Lebanese activist (born 1951)

Mustafa Dirani (مصطفى الديراني; born 1951) is a former head of security in the Amal Movement in Lebanon. In 1987, he started reaching out to pro-Iran sources, and eventually established contact between them and the rest of the Amal leadership. He was eventually expelled from Amal and established his own organization, the "Believing Resistance".

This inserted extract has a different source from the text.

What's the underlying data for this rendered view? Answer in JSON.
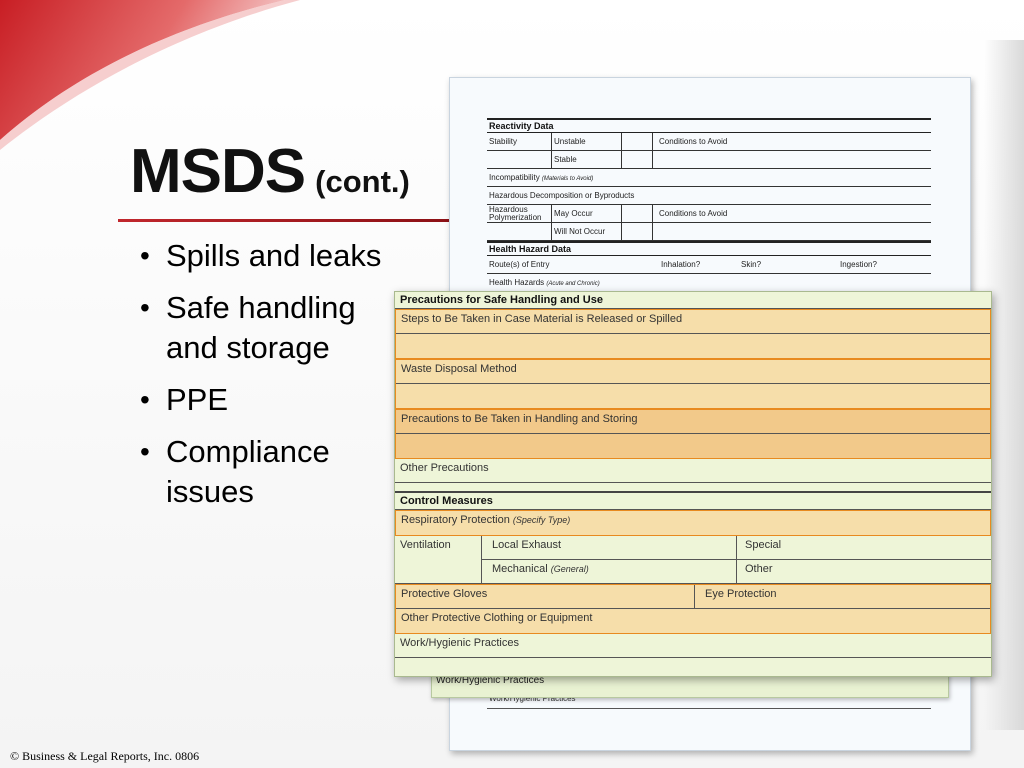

Captured by Israeli forces in 1994, Dirani was held until a 2004 prisoner swap.

==Biography==
Dirani was taken from his home in Kasarnaba in the eastern Beqaa by Israeli airborne commandos on 27 May 1994. He was held in administrative detention and was offered in exchange for Israeli servicemen held by Hezbollah. At the time, Israeli forces were in control of the southern-Lebanon security buffer, in order to prevent the region from being used as a launching ground by Hezbollah for attacks on Israel's Galilee region.

Israel believed that Dirani had exclusive knowledge concerning the whereabouts of Israel Air Force navigator Ron Arad, who was captured by Dirani's armed men in 1986, and has been unheard of since then. During his interrogation by military officers, Dirani reportedly disclosed that Arad had been turned over first to a Hezbollah unit and then to Iranian Revolutionary Guards, who were in Lebanon at the time aiding Hezbollah guerrillas. Neither Iran nor any guerrilla group has ever offered any useful information about Arad's fate. Allegedly, Dirani received $300,000 for transferring Ron Arad to the Iranians.

Dirani alleges that he was sodomized and tortured by his Israeli captors. He testified in an Israeli court to this abuse. The allegations were reported by the Associated Press, Al Jazeera, and The Jerusalem Post. Initially, the International Red Cross was denied permission to see Dirani, but a court order forced Israeli prison authorities to comply with legal rules. In 2015, it was reported that in a 4-3 decision, the Israeli supreme court ruled that Dirani could not continue with his lawsuit against the nation, after a lengthy court battle.

In January 2004, in a German-mediated prisoner swap, Dirani, along with 22 other Lebanese detainees, about 400 Palestinians, and 12 Israeli-Arab prisoners, was released in exchange for the bodies of three Israeli soldiers and abducted Israeli businessman Elchanan Tannenbaum.